Immigration

Video shows final hours of sick teen who died in US Border Patrol custody


Video of the US Border Patrol cell where a 16-year-old from Guatemala died of the flu shows the teen writhing and collapsing on the floor for hours before he was found dead.

The footage published Thursday by ProPublica calls into question the border patrol’s treatment of Carlos Hernandez Vasquez, who was found dead 20 May.

According to ProPublica, Carlos staggered to the toilet in his cell in the middle of the night at the border patrol station in Weslaco, Texas, and collapsed nearby. He remained still for more than four hours until his cellmate awakened at 6.05am and discovered him on the floor.

The cellmate quickly got the attention of a border patrol agent, followed shortly by a physician’s assistant who attempted a single chest compression. Weslaco police reports obtained by ProPublica say the physician’s assistant quickly determined Carlos was dead.

The border patrol’s statement on the day of Carlos’ death says the teenager was “found unresponsive this morning during a welfare check”.

The video shows Carlos stopped moving at 1.39am on 20 May, 15 minutes after he toppled forward and landed face-first on the cell’s concrete floor. Border patrol logs say an agent performed a welfare check at 2.02am, 4.09am, and 5.05am.

Norma Jean Farley, the forensic pathologist who performed the autopsy, told ProPublica that she was told the agent looked through the window but didn’t go inside.

Police photos show a large pool of blood around Carlos’ head.

US Customs and Border Protection issued a statement Thursday saying it could not discuss specifics of Carlos’ death due to an ongoing investigation, but that the agency and the Department of Homeland Security “are looking into all aspects of this case to ensure all procedures were followed”.

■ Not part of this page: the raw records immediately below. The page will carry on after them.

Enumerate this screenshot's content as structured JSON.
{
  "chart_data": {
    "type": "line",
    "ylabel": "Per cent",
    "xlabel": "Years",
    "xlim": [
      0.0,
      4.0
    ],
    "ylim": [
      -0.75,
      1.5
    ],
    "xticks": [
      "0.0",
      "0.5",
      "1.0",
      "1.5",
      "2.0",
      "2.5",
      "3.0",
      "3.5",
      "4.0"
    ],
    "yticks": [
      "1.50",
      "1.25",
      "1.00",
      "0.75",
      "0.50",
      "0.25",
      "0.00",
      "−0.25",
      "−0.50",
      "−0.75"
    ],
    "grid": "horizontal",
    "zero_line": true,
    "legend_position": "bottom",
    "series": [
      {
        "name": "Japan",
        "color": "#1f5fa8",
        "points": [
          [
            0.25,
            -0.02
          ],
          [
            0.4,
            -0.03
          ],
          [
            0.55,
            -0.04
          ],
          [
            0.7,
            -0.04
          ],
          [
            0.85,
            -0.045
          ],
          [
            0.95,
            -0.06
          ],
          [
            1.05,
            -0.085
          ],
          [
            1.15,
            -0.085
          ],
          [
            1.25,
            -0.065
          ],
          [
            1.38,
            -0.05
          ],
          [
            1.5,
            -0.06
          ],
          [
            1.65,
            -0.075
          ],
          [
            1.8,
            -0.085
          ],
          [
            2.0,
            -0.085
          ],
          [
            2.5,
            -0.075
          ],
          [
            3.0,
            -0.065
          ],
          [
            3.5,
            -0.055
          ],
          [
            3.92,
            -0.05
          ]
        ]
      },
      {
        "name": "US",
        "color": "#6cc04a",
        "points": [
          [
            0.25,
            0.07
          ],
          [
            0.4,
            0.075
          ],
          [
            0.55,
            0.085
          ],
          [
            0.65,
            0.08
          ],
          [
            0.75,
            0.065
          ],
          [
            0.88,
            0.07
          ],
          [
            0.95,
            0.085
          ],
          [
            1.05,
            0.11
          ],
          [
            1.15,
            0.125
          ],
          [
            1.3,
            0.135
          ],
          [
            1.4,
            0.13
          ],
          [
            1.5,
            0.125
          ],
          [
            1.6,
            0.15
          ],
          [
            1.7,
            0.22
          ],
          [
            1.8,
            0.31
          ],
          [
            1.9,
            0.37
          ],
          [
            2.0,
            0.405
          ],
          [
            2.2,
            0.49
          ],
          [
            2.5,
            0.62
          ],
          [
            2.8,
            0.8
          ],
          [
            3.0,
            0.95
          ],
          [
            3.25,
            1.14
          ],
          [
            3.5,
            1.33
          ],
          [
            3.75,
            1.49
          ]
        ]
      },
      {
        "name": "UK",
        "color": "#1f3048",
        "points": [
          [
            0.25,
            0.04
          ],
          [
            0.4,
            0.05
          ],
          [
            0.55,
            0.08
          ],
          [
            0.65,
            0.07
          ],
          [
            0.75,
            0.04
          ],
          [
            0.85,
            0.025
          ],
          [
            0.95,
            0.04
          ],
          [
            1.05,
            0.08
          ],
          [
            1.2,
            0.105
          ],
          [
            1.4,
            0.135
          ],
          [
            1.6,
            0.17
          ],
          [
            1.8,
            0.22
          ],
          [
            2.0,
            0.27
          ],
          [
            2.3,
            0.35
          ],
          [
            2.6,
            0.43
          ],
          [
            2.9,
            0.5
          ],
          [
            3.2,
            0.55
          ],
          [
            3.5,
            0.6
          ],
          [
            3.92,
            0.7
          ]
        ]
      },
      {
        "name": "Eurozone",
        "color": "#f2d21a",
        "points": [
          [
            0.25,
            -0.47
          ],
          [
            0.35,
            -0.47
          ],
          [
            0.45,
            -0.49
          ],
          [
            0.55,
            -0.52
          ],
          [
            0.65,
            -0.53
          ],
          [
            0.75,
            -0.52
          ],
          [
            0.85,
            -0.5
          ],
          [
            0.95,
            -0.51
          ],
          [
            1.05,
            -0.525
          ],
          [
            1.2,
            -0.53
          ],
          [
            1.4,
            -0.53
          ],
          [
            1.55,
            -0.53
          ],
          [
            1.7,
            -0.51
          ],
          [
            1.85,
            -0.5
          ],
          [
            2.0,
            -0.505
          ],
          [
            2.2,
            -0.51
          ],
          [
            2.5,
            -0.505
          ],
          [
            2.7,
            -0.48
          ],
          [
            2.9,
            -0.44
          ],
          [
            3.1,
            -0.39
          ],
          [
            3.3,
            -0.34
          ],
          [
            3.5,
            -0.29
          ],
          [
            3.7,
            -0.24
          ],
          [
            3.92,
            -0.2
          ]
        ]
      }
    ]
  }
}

But CBP’s former acting commissioner, John Sanders, said he believed the US government “could have done more” to prevent the deaths of Carlos and at least five other children who died after being apprehended by border agents.

“I really think the American government failed these people. The government failed people like Carlos,” Sanders told ProPublica. “I was part of that system at a very high level, and Carlos’ death will follow me for the rest of my life.”

Sanders resigned as CBP was detaining thousands of people at a time, many for longer than the agency’s own 72-hour deadline, sometimes for weeks at a time. As border crossings surged this spring, Donald Trump’s administration sought to hold people for longer to end what it derided as the “catch and release” of immigrant families.

But the border patrol was not equipped to detain people for that long. Reports of people jam-packed into cells without drinkable water or showers sparked national outrage. One group of lawyers that visited a station in Clint, Texas, described seeing hungry children trying to care for each other and one 4-year-old with matted hair who had gone without bathing for days.

The border patrol has since reduced the number of people in its custody – largely due to the rollout of policies such as “Remain in Mexico,” in which the US government has sent more than 55,000 people back across the border to await their court cases. Thousands of those people are now waiting in squalid border camps.